Due appuntamenti per introdurre il grande pubblico nel mondo dei coreografi e dei protagonisti della stagione di balletto 2018-19. Gli incontri propongono un approccio informale ai balletti, attraverso brevi ritratti monografici, proiezioni video ed estratti di danze con i Coreografi Ospiti e i Primi Ballerini del Teatro dell’Opera di Roma.
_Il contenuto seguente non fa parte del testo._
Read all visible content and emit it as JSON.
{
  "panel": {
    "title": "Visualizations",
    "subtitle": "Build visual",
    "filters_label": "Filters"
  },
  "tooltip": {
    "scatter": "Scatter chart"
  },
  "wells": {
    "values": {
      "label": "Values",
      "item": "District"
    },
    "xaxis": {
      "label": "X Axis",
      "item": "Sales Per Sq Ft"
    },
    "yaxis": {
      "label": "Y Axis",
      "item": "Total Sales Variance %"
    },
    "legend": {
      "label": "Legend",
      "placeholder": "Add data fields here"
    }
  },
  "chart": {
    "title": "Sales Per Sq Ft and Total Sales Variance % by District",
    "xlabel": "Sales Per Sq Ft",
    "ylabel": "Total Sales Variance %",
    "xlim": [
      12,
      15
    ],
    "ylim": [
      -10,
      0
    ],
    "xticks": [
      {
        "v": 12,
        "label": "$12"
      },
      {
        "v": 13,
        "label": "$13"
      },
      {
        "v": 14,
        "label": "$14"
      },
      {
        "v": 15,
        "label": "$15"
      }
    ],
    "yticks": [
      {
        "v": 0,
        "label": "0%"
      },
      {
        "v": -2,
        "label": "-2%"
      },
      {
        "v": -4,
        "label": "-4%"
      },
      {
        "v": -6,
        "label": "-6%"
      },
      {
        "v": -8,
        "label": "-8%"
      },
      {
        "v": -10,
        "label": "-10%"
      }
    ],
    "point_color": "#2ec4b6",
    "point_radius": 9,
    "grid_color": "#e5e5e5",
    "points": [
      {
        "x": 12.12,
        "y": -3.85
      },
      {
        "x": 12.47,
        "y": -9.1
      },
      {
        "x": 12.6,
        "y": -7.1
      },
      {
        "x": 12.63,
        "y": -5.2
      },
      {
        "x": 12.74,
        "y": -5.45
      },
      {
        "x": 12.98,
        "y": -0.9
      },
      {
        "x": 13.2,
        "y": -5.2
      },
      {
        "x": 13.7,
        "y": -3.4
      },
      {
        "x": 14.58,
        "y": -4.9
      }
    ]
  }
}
Il progetto invita i partecipanti a confrontarsi con la gestualità e la pantomima delle opere coreografiche analizzate.

Fabbrica” Young Artist Program.

Continuerà nella stagione 2018-19 anche l’attività di “Fabbrica” Young Artist Program che ha permesso agli artisti prescelti di collaborare già a molte produzioni del Teatro e di vivere “dall’interno” il modo in cui si mette in scena un melodramma. I giovani talenti inseriti nel progetto hanno modo di perfezionarsi sotto la guida dei vari artisti che realizzano gli spettacoli della stagione e anche di mettersi alla prova in lavori autonomi.

L’Opera per i giovani.

Se in generale è stato rilevato nelle scorse stagioni un aumento del numero di spettatori, è stata di particolare soddisfazione la presenza nutrita di giovani (e anche giovanissimi!) nel nostro Teatro. A loro abbiamo dedicato due particolari iniziative che proseguiranno nella prossima stagione. Con lo slogan “Vietato ai maggiori di 26 anni”, alle prove generali potranno accedere coloro che non hanno ancora compiuto i 26 anni pagando solo 15 euro. Inoltre con l’iniziativa “Last minute” per alcune serate (a discrezione della Direzione) è prevista la riduzione del 25% sul prezzo dei biglietti in vendita, a partire da un’ora prima dell’inizio dello spettacolo.

Non mancherà neanche il prossimo anno l’attenzione per i giovanissimi: a loro è dedicata la Scuola di Canto Corale del Teatro dell’Opera. Anche questa un’iniziativa non secondaria del Teatro, rivolta alla formazione musicale che intendiamo proseguire.

La Scuola di Danza del Teatro dell’Opera di Roma e i suoi giovani talenti sono anch’essi al centro delle nostre attenzioni. Oltre ai consueti appuntamenti annuali con la Lezione Aperta e il Saggio Spettacolo di fine anno, gli allievi partecipano ad alcuni balletti in programma nella Stagione 2018-19. La Scuola per la sua finalità è da sempre impegnata, attraverso una mirata selezione, a preparare bambini, adolescenti e giovani che intendono avviarsi alla professione del danzatore, con ammissioni annue di bambini provenienti da ogni parte d’Italia e non solo.